How to decrease master node's memory cache, or make a balance between master node and leaf node about memory cache?

Hi,

After I create a memory partition table, I excute the below command to load data into a memsql table:

memsql> load data infile ‘/data1/boray_poc_data/data/pur_tcn_datareport_daily/correct_r_PUR_TCN_DATAREPORT_DAILY.csv’ into table PUR_TCN_DATAREPORT_DAILY columns terminated by ‘,’;
Query OK, 212009169 rows affected (33 min 48.00 sec)

I find that during load data procedure, the cache of memory-usage on master node increases very fast. Almost all memory is used as cache.


In this way, when excuting a complicated SQL query which contains multi-table “left join”, memsql will return a “Not enough memory available” error.

So are there any methods to decrease master node’s memory cache, or in another way, make a balance between master node and leaf node?

The table structure is as below:

create table PUR_TCN_DATAREPORT_DAILY
(
ticket_dt DATE,
flt_dpt_dt DATE,
flt_nbr VARCHAR(10),
carrier_cd VARCHAR(2),
orig_airport_cd VARCHAR(3),
dest_airport_cd VARCHAR(3),
nation_flag VARCHAR(10),
sub_class_cd VARCHAR(1),
class_cd VARCHAR(1),
ticket_agent_nbr VARCHAR(10),
agent_name VARCHAR(100),
agent_area_name VARCHAR(30),
agent_branch_name VARCHAR(60),
agent_branch_name_airport VARCHAR(60),
manager_name VARCHAR(60),
channel_name VARCHAR(30),
pax_qty INTEGER,
pax_income DECIMAL,
agent_commi_amt DECIMAL,
yq_amt DECIMAL,
z_commi_amt DECIMAL,
ka_qty INTEGER,
ka_amt DECIMAL,
ka_agent_commi_amt DECIMAL,
ka_z_commi_amt DECIMAL,
ka_yq_amt DECIMAL,
refund_pax_qty INTEGER,
refund_pax_income DECIMAL,
refund_commi_amt DECIMAL,
refund_yq_amt DECIMAL,
refund_no_pax_qty INTEGER,
refund_no_pax_income DECIMAL,
refund_no_commi_amt DECIMAL,
refund_no_yq_amt DECIMAL,
data_source VARCHAR(100),
src_sysname VARCHAR(10),
src_table VARCHAR(30),
etl_job VARCHAR(50),
etl_tx_dt DATE,
etl_first_dt DATE,
etl_proc_dt DATE,
key(TICKET_AGENT_NBR,SUB_CLASS_CD,PAX_INCOME,DATA_SOURCE,FLT_DPT_DT,FLT_NBR,CARRIER_CD,ORIG_AIRPORT_CD,DEST_AIRPORT_CD,TICKET_DT,CLASS_CD)
);

Do you need to seek on multiple access paths extremely fast into this data?

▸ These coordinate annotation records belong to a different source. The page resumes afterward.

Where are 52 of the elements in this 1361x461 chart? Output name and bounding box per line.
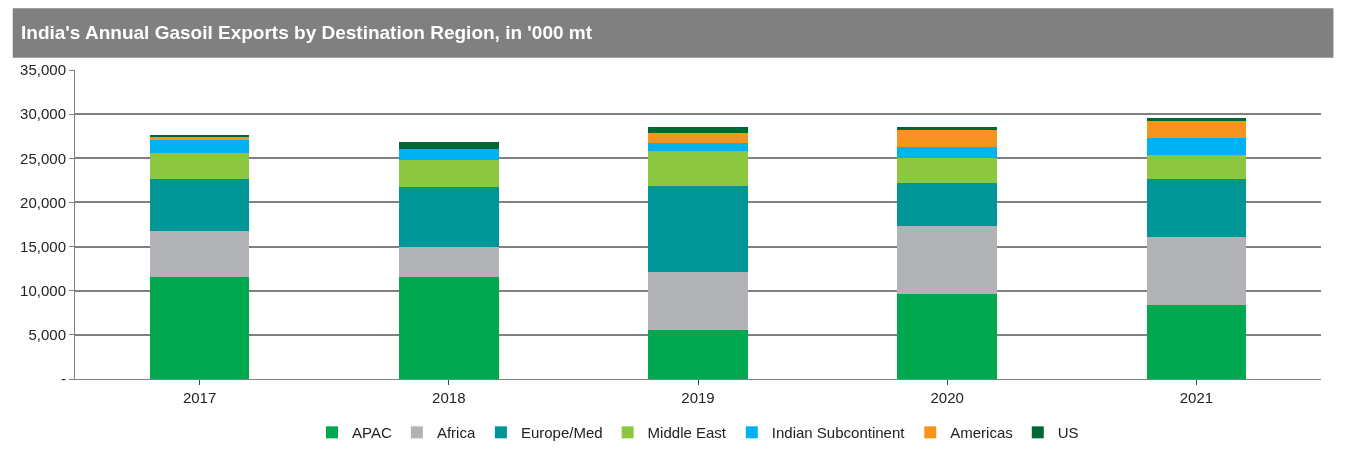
y-tick-label: 15,000 xyxy=(20,237,66,255)
bar xyxy=(149,178,250,232)
legend-label: Middle East xyxy=(647,424,727,442)
chart-title: India's Annual Gasoil Exports by Destination Region, in '000 mt xyxy=(21,22,593,43)
x-tick-label: 2021 xyxy=(1179,389,1214,406)
bar xyxy=(897,226,998,294)
bar xyxy=(1146,154,1247,179)
legend-label: APAC xyxy=(352,424,392,442)
bar xyxy=(149,276,250,379)
legend-label: US xyxy=(1057,424,1079,442)
y-tick-label: 25,000 xyxy=(20,149,66,167)
bar xyxy=(1146,236,1247,305)
bar xyxy=(398,160,499,187)
legend-label: Indian Subcontinent xyxy=(771,424,906,442)
y-tick-label: 30,000 xyxy=(20,105,66,123)
bar xyxy=(398,142,499,150)
x-tick-label: 2019 xyxy=(681,389,715,406)
x-tick-label: 2017 xyxy=(182,389,217,406)
y-tick-label: 5,000 xyxy=(28,326,66,344)
bar xyxy=(648,272,748,331)
y-tick-label: 20,000 xyxy=(20,193,66,211)
x-tick-label: 2020 xyxy=(930,389,964,406)
bar xyxy=(1146,121,1247,138)
bar xyxy=(897,146,998,159)
bar xyxy=(149,153,250,179)
bar xyxy=(398,246,499,277)
y-tick-label: - xyxy=(61,370,66,388)
bar xyxy=(648,126,748,133)
bar xyxy=(648,143,748,152)
bar xyxy=(398,186,499,247)
bar xyxy=(648,132,748,144)
bar xyxy=(398,149,499,161)
legend-label: Americas xyxy=(950,424,1013,442)
bar xyxy=(648,151,748,186)
bar xyxy=(149,139,250,154)
bar xyxy=(897,127,998,130)
legend-label: Europe/Med xyxy=(520,424,603,442)
bar xyxy=(1146,304,1247,379)
bar xyxy=(1146,178,1247,237)
bar xyxy=(897,129,998,147)
bar xyxy=(648,330,748,379)
bar xyxy=(897,158,998,184)
x-tick-label: 2018 xyxy=(432,389,466,406)
y-tick-label: 10,000 xyxy=(20,281,66,299)
bar xyxy=(149,231,250,277)
bar xyxy=(1146,137,1247,155)
y-tick-label: 35,000 xyxy=(20,61,66,79)
bar xyxy=(398,276,499,379)
bar xyxy=(648,185,748,273)
bar xyxy=(897,183,998,227)
legend-label: Africa xyxy=(436,424,476,442)
bar xyxy=(897,293,998,379)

If not, trying making the table a columnstore.

Yes, my purpose is to get extremely fast access to the data in memsql, in order to improve the performance of complex SQL queries, which contains 8 “left join” for all the 9 tables. In this way, for all these 9 tables, I use memory table (which is rowstore tables).
In this procedure, after finishing loading data into all 9 tables, I find that the cache of memory-usage on memsql master node increases very fast. Almost all memory is used as cache. In this way, when I run complex SQL queries, memsql will return errors like “our of memory usage in XXXX leaf node.”
Are there any methords to solve this problem? Thanks!

A few things come to mind. It is not clear to me that your largest table needs to support fast seeking on multiple different columns. So it still might be a good idea to make it a columnstore. If you could post your top few queries, that could give an idea about how to best design your tables.

Here’s some potentially useful documentation:

Also, consider reducing maxiumum_table_memory to leave enough room at runtime for query execution.

Finally, consider adding more memory to your leaf nodes and letting MemSQL use it.

Thanks so much for the very prompt reply!!! These documentations are all very useful, it helps me a lot to understand the storage engine of MEMSQL. By the way, in my experiment, I designed all tables(9 tables as below) as rowstore tables. And got the best query performance.
T1 : 212,009,169 lines data , 61GB
T2 : 11,064,615 lines data ,2.8GB
T3 : 71,101 lines data ,22MB
T4 : 72,973 lines data ,2.8MB
T5 : 2,413 lines data ,384KB
T6 : 1,415 lines data ,280KB
T7 : 1,002 lines data ,164KB
T8 : 106 lines data ,20KB
T9 : 20 lines data ,4.0KB
My memsql cluster has 4 nodes, each node has 256GB memory, about 200GB is available.